E agora que está tudo calmo por aqui, tão calmo que assusta, a quietez me dá saudade das palavras, porque eu não estou acostumada com a calmaria dia após dia, e parece que ela veio pra ficar.
Todo escritor quando tem um sentimento grande demais quer palavrear ele, mas pela primeira vez eu sinto um sentimento tão único que quero deixá-lo único dentro de mim, porque é tão único que me confunde e eu não sei nomeá-lo.
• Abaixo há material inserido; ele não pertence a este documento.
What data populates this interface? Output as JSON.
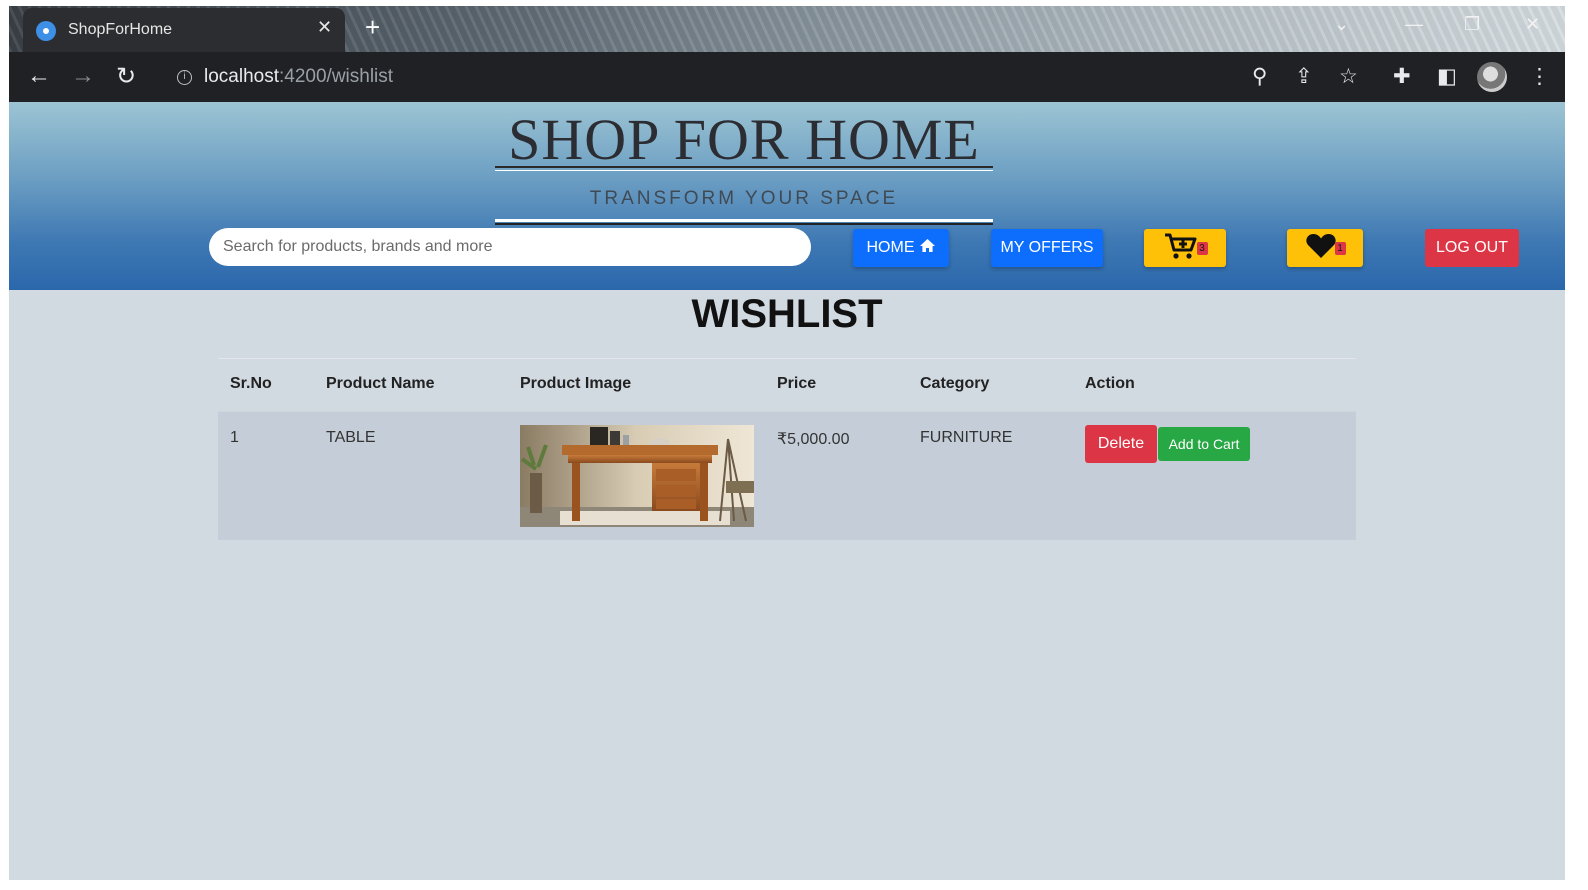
{
  "browser": {
    "tab_title": "ShopForHome",
    "url_host": "localhost",
    "url_rest": ":4200/wishlist"
  },
  "header": {
    "brand": "SHOP FOR HOME",
    "tagline": "TRANSFORM YOUR SPACE",
    "search_placeholder": "Search for products, brands and more",
    "home_label": "HOME",
    "offers_label": "MY OFFERS",
    "cart_count": "3",
    "wishlist_count": "1",
    "logout_label": "LOG OUT"
  },
  "page": {
    "title": "WISHLIST"
  },
  "table": {
    "headers": [
      "Sr.No",
      "Product Name",
      "Product Image",
      "Price",
      "Category",
      "Action"
    ],
    "rows": [
      {
        "sr_no": "1",
        "product_name": "TABLE",
        "price": "₹5,000.00",
        "category": "FURNITURE",
        "delete_label": "Delete",
        "add_label": "Add to Cart"
      }
    ]
  },
  "colors": {
    "primary": "#0d6efd",
    "danger": "#dc3545",
    "warning": "#ffc107",
    "success": "#28a745"
  },
  "icons": [
    "home-icon",
    "cart-plus-icon",
    "heart-icon",
    "info-icon",
    "zoom-icon",
    "share-icon",
    "star-icon",
    "extensions-icon",
    "side-panel-icon",
    "menu-icon"
  ]
}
Talvez eu esteja confusa porque eu não sei onde guardar tanto sentimento, ou seria agradecimento (?!).
Então eu vou fazer assim, eu vou guardá-lo numa caixinha que se chama coração, onde cada veia é um caminho, e esse sentimento é um caminho novo.
Nesse momento volto a ficar inquieta, porque quero me expressar novamente e não sei como...
E dá angústia, porque a palavra é morfina e me consome inteira. Me consome para aliviar tudo o que tem aqui dentro.
Se a palavra é uma droga, pra mim ela é morfina, e aqui encontro-me com síndrome de dependência devido a seu uso constante, que me deixa lúcida.
Até a heroína é derivada da morfina, oh, a droga das palavras, o vício que me traz a heroína como sensação de prazer intenso. Assim fico em busca de maiores doses pra outra vez ficar dopada de tantas palavras, escritas, ditas, em minha mente, em folhas de papel, na parede. E sobre efeito da palavra eu sou totalmente dela. Ela me tem e eu tenho à ela.
A intensão é exatamente essa. Não se entende. Mas eu sinto. A morfina!